I don't know where to start with this blog post. I'm blocked.
September knitting has been slow. I could blame the 2 weeks in Europe for being a decent distraction, I could also blame another weekend in Chicago, keeping me from my needles. But truth is- I'm just blocked. I can't bring myself to knit the next blanket. I am BURNED OUT on knitting blankets.
I can tell- because usually I go full steam ahead on blanket projects. I select a pattern, I knit the swatch, cast on and then devote myself almost religiously to seeing the blanket to it's completion. I'm usually pretty faithful too- opting to knit that and only that.
You can tell I'm blocked becase projects that I wouldn't normally be working on are seeing progress!
MORE HATS-- for example.
Suddenly I am drawn to the baby hats like a moth to flame. I must knit them. I cannot successfully sitch anything else- not when the hat seems like such an appealing project. I assume it's the instant gratification and widening gap between my "hats knit" and "hats that need to have been knit by now to stay on target".
And, if that weren't enough, I've even made decent purse sock progress- allowing myself a few indulgent stitches when I should be knitting the blanket.
I'm just not interested in anything else, but I think I've figured out why:
I don't like what I'm doing. I'm not confident AT ALL with this pattern. Oh, it's easy enough- just look at all that garter stitch! This blanket is for some of our closest friends in Calgary, who are expecting their first baby in a mere 18 or so days.

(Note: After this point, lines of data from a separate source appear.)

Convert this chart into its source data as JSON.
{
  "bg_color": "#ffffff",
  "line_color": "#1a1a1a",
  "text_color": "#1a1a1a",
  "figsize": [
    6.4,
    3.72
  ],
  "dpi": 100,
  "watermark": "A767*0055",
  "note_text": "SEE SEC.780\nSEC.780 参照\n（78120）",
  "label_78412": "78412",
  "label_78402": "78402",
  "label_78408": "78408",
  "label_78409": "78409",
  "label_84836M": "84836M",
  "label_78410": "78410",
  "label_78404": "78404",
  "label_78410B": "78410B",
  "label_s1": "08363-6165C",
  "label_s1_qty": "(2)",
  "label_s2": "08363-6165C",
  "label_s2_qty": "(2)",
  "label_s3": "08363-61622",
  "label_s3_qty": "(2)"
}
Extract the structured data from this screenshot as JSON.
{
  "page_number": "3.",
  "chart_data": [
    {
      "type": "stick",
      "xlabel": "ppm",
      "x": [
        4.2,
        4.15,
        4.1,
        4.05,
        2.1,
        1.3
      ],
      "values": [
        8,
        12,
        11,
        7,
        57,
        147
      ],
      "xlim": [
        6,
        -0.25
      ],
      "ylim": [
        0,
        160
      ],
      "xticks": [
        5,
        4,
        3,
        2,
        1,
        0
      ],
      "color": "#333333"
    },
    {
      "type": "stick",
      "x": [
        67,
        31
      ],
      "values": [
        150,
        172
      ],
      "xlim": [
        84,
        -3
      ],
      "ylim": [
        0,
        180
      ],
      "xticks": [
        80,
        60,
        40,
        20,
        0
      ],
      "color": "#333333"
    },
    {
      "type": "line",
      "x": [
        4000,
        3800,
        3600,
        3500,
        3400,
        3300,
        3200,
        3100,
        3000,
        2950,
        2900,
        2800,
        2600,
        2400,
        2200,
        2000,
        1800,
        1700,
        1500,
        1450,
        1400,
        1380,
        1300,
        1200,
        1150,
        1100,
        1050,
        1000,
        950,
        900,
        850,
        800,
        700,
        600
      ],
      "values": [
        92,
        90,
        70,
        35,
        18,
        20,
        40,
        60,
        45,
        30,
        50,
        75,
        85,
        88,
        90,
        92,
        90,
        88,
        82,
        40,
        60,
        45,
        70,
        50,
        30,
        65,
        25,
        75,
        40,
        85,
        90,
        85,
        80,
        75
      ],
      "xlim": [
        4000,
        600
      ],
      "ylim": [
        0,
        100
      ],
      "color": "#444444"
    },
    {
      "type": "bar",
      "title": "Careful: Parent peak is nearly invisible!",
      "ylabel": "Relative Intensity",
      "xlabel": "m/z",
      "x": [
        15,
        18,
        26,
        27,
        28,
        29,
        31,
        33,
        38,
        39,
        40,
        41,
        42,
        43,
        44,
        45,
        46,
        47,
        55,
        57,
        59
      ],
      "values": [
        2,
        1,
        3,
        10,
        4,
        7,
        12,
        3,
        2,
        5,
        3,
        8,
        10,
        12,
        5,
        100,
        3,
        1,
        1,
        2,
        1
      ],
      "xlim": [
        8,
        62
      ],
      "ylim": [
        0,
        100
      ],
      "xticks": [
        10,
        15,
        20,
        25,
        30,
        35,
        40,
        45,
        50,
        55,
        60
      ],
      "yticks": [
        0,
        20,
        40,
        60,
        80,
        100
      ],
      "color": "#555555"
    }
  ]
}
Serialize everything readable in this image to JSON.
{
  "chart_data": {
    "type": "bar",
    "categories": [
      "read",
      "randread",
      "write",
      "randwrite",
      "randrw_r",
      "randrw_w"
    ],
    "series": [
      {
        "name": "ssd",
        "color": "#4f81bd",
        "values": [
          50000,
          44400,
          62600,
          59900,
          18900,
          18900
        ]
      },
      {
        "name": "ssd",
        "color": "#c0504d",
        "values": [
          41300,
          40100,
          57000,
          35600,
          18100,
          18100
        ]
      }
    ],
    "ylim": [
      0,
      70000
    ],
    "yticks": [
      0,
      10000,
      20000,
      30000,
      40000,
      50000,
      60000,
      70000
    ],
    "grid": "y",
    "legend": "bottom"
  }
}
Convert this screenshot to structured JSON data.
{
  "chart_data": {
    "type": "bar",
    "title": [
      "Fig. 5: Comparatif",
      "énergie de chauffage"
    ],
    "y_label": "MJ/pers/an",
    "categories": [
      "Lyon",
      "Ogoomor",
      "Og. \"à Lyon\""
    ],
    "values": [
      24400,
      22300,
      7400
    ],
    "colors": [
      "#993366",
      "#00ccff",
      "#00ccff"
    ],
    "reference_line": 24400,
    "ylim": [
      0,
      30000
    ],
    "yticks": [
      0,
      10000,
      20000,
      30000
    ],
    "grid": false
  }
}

They have seen me churn out blanket masterpieces. They have seen me do intricate and complicated things- and I feel like this blanket doesn't embody any "excitement".
I chose to knit cows on the blanket because they've been calling the fetus "Little Beef"- I thought it would be cute to give them a blanket with cows.
The way I see it, I have three options, and I can't make up my mind. I can:
1) Keep knitting this blanket even though I feel like there's too much garter stitch and not enough cows. (The plan was to have them 3 across and 3 up, to give me 9 faces but I feel like the faces might be too small for the rest of the blanket.)
2) Go back to the drawing board and figure out the pattern incorporating less garter stitch and adding 2 more cows into the mix, for a total of 5 cows accross and potentially 5 cows up, for 25 cows.
3) Quit beating this cow theme to death, find a pattern and get knitting already!
I'm leaning towards option 2, even though it means ripping back three balls worth of work and starting again. I need to make a decision soon as the more time I waste trying to figure it out, the less time I have to knit the damn thing.
And so- faced with all this pressure and my non-desire to do anything with this blanket, I knit my distractions instead. Productive huh?